A second general way in which auditory and visual speech information takes a similar form is in how it interacts with – and informs about – indexical properties. As discussed in the earlier chapter, there is substantial research showing that both auditory and visual speech functions make use of talker information to facilitate phonetic perception (for reviews, see Nygaard, 2005; Rosenblum, 2005). It is easier to understand speech from familiar speakers (e.g. Borrie et al., 2013; Nygaard, 2005), and easier to lip‐read from familiar faces, even for observers who have no formal lip‐reading experience (e.g. Lander & Davies, 2008; Schweinberger & Soukup, 1998; Yakel, Rosenblum, & Fortier, 2000).

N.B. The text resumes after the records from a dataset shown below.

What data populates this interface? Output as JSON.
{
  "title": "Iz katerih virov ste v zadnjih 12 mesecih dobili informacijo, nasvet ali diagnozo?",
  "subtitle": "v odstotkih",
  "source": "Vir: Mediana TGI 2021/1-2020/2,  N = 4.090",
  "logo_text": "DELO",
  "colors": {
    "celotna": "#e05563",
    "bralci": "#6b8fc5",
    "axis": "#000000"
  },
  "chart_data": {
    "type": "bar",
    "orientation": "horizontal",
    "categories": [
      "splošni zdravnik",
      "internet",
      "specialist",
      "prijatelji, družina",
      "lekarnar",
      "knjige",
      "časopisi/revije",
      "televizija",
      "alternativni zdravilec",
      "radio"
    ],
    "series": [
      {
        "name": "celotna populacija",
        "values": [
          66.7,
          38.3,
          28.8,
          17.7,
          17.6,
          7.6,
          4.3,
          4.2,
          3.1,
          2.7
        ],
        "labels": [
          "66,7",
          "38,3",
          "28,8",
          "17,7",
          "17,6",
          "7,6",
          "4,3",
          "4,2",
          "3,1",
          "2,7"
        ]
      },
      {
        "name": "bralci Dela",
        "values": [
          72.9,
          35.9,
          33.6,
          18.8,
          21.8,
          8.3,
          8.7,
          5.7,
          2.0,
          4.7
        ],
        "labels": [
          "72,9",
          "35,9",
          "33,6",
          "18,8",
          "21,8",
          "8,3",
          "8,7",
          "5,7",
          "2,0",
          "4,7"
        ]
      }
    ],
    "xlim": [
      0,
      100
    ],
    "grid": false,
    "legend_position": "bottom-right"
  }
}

In these talker‐facilitation effects , it could be that an observer’s phonetic perception is facilitated by their familiarity with the separate vocal and facial characteristics provided by each modality. However, research conducted in our lab suggests that perceivers may also gain experience with the deeper, supramodal talker dimensions available across modalities (Rosenblum, Miller, & Sanchez, 2007; Sanchez, Dias, & Rosenblum, 2013). Our research shows that the talker experience gained through one modality can be shared across modalities to facilitate phonetic perception in the other. For example, becoming familiar with a talker by lip‐reading them (without sound) for one hour allows a perceiver to then better understand that talker’s auditory speech (Rosenblum, Miller, & Sanchez, 2007). Conversely, listening to the speech of a talker for one hour allows a perceiver to better lip‐read from that talker (Sanchez, Dias, & Rosenblum, 2013). Interestingly, this crossmodal talker facilitation works for both old words (perceived during familiarization) and new words, suggesting that the familiarity is not contained in specific lexical representations (Sanchez, Dias, & Rosenblum, 2013). Instead, the learned supramodal dimensions may be based on talker‐specific phonetic information contained in the idiolect of the perceived talker (e.g. Remez, Fellowes, & Rubin, 1997; Rosenblum et al., 2002).